The proposal herein is to try another Apache file technology, Iceberg (in green below), which might immediately perform better than Arrow over the web. If that turns out to true then as a corollary this upgrade would set up DataMapPlot for easy integration within the Iceberg ecosystem.

A two step plan

The first two “DataMapPlot meets Iceberg” experiments that come to mind are a one-two combo, the second building on the first:

  1. Migrate from the current zipped Arrow files to Parquet files
  2. Package those Parquets in an Iceberg file-and-folder structure, along with some trivial Iceberg metadata files.

Note that these first experiments involve no changes to DataMapPlot’s input files, the only modification is to the data files passed over the web between the Python engine and the JavaScript engine.

Experiment #1

Currently, DataMapPlot writes data map info to Arrow files which are then zipped. Those are solid weathered technologies, but perhaps Parquet can provide additional benefits. An immediate one that can be expected is smaller data map files.

Apache Iceberg stores data in Parquet files. So, the first step in Iceberg-ification is: Arrow => Parquet. This will involve a file format change, nothing more: a goal is to keep the existing tables structured as-is, but the files will be formatted as Parquet.

If the above proves valuable (say, faster parsing and smaller data files at the cost of around 100KB more code in the web-app), that alone is arguably valuable.

Experiment #2

If the above first experiment goes well, then the next step is to become minimally Iceberg formatted.

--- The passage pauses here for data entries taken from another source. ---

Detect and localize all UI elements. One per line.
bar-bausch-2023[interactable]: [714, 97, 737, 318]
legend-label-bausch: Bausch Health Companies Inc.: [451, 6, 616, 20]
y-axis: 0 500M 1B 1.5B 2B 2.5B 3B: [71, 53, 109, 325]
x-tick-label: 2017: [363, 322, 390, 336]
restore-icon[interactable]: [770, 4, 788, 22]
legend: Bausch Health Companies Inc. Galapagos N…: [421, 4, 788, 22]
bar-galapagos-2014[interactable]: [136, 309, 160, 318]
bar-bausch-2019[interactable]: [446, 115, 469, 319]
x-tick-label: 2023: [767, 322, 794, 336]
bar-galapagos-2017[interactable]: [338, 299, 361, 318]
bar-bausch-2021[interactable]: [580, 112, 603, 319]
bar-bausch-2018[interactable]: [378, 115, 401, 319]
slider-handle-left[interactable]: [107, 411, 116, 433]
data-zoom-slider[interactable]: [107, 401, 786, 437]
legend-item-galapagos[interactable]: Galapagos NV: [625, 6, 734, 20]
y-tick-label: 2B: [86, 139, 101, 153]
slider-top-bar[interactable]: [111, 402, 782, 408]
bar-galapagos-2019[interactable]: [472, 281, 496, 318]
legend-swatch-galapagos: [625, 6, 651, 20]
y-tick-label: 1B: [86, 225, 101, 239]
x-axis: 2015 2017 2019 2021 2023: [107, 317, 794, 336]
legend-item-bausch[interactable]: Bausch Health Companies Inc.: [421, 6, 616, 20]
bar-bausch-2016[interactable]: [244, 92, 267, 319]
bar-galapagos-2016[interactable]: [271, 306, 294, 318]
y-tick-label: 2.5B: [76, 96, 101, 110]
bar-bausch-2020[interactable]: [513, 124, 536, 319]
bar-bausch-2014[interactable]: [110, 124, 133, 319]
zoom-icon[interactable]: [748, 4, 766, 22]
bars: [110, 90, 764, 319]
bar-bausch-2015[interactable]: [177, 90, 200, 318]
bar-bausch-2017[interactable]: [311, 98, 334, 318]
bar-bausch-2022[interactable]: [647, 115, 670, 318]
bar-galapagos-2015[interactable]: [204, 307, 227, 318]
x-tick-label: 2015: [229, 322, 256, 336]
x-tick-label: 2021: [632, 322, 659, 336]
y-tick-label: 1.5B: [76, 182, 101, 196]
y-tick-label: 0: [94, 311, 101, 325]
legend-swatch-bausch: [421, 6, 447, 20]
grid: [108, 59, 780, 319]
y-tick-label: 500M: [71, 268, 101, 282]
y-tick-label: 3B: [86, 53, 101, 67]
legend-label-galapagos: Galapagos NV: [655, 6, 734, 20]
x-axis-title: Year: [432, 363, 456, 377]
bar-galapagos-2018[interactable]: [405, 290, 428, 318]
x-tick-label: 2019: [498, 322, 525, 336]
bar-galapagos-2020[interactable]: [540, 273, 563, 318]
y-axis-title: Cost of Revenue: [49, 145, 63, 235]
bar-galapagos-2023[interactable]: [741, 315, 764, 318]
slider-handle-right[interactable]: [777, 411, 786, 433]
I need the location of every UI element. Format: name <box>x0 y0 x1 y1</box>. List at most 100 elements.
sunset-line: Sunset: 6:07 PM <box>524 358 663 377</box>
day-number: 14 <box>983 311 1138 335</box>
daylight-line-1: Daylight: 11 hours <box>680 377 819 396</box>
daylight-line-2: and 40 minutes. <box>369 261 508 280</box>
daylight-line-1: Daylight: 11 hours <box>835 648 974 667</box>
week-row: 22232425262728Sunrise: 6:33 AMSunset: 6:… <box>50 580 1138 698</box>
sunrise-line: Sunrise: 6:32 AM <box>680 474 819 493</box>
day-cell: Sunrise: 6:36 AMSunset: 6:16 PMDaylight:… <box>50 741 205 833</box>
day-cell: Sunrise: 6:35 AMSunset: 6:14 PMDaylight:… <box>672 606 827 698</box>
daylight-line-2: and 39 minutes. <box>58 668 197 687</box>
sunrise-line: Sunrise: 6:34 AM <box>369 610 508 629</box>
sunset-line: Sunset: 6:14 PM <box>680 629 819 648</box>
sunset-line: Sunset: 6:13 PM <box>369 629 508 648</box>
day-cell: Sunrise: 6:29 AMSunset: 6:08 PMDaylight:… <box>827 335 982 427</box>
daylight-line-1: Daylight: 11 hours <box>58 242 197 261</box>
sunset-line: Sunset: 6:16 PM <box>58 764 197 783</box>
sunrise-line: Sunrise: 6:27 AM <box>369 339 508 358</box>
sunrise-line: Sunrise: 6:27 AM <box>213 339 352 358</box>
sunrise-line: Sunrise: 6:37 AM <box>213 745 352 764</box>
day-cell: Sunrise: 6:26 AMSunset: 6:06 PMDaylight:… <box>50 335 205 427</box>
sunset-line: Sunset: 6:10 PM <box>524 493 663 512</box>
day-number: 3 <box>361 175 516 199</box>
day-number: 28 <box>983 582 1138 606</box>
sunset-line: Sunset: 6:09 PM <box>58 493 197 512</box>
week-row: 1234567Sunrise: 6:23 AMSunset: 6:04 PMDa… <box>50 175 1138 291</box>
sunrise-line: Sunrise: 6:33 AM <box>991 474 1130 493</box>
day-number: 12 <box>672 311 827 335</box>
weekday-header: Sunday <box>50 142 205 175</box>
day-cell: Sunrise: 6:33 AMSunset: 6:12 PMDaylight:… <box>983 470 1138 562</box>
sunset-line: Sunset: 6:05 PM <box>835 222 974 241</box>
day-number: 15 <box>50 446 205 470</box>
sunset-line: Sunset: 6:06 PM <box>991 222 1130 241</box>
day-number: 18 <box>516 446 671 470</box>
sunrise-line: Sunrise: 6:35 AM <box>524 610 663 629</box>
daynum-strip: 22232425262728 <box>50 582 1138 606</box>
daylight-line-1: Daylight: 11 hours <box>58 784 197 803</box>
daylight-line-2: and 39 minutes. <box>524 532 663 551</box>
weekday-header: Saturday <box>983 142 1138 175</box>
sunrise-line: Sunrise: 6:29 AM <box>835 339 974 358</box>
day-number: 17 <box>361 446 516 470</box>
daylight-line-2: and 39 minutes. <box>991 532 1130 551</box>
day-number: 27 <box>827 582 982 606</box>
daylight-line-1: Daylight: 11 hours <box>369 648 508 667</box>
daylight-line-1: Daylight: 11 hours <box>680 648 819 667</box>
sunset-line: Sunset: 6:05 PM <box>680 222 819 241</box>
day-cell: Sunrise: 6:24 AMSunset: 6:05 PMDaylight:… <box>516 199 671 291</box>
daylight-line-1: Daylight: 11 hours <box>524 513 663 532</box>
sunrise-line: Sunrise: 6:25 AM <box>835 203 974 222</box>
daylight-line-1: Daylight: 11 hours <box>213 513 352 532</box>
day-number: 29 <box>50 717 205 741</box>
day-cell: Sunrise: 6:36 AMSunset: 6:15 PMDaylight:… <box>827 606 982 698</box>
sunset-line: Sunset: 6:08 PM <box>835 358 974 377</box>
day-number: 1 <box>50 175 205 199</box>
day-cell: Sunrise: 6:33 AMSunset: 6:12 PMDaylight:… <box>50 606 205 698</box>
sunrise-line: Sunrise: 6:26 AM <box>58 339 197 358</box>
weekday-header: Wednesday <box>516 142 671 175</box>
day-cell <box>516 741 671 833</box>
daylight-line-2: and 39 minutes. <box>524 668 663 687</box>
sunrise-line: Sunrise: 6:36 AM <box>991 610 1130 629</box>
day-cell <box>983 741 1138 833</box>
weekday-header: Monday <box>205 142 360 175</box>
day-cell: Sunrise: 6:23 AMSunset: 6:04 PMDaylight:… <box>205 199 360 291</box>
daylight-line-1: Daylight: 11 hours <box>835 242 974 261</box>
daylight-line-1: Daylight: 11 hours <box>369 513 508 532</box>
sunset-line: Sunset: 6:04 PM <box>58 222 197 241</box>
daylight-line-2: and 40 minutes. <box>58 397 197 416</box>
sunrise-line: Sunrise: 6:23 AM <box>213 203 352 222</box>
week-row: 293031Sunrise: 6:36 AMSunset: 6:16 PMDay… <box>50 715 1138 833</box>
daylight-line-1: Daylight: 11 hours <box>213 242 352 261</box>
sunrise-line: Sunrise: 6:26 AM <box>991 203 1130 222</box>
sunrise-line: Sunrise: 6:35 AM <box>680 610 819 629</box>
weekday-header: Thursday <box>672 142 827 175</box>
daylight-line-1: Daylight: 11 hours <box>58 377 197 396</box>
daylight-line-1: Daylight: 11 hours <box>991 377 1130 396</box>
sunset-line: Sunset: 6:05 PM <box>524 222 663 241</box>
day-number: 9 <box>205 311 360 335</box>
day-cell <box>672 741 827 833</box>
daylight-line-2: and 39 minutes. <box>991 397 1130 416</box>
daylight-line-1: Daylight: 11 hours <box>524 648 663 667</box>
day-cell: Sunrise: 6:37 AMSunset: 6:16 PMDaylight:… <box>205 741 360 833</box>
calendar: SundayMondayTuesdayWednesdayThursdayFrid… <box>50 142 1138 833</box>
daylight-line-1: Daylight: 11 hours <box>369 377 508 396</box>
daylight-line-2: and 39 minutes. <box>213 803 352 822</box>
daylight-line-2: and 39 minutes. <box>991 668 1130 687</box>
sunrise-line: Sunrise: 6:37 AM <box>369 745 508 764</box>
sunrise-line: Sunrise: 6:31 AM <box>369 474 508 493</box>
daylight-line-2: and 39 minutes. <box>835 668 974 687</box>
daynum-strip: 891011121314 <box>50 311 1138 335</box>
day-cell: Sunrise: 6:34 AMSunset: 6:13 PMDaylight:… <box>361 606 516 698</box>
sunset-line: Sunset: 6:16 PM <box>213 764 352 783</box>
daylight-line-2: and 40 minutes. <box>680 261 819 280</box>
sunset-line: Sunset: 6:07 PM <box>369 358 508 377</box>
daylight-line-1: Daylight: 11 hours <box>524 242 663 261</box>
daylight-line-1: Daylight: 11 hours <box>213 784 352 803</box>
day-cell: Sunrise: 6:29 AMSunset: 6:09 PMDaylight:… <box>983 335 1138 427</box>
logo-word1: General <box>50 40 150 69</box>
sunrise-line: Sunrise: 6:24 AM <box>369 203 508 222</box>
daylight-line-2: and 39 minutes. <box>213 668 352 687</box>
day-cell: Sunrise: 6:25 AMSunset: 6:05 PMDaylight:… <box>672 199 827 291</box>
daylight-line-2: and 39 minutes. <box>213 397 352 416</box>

In other words, first “adopt Parquet” in Experiment #1 then in Experiment #2 “adopt Iceberg.”

This will simply involve packaging the Parquet tables from Experiment #1 into an Iceberg database (a specific folder tree with a properly populated metadata folder). The goal is to have DataMapPlot’s Python generate Apache Iceberg and the in-browser JavaScript to read those Icebergs.

The data changes:

  1. (Experiment #1 already changed Arrow to Parquet)
  2. Move all generated data files (now Parquets) into directory data/ and its subfolders
  3. Add directory metadata/
  4. In metadata/ add three metadata files (one JSON and two Avro)

Code changes:

  1. Python: add PyIceberg to write to Iceberg tables
  2. JavaScript: Icebird to read Iceberg

Conclusion

The main questions of these two experiments is: for the cost of the web-app code increasing by ~100KB (Icebird for parsing Iceberg files), do we get smaller data files (Arrow => Parquet, so probably yes) and maybe even faster parsing of the data files? The Iceberg R/W code (Icebird) will replace the existing Arrow R/W code, so will the JS-in-HTML code be smaller or bigger?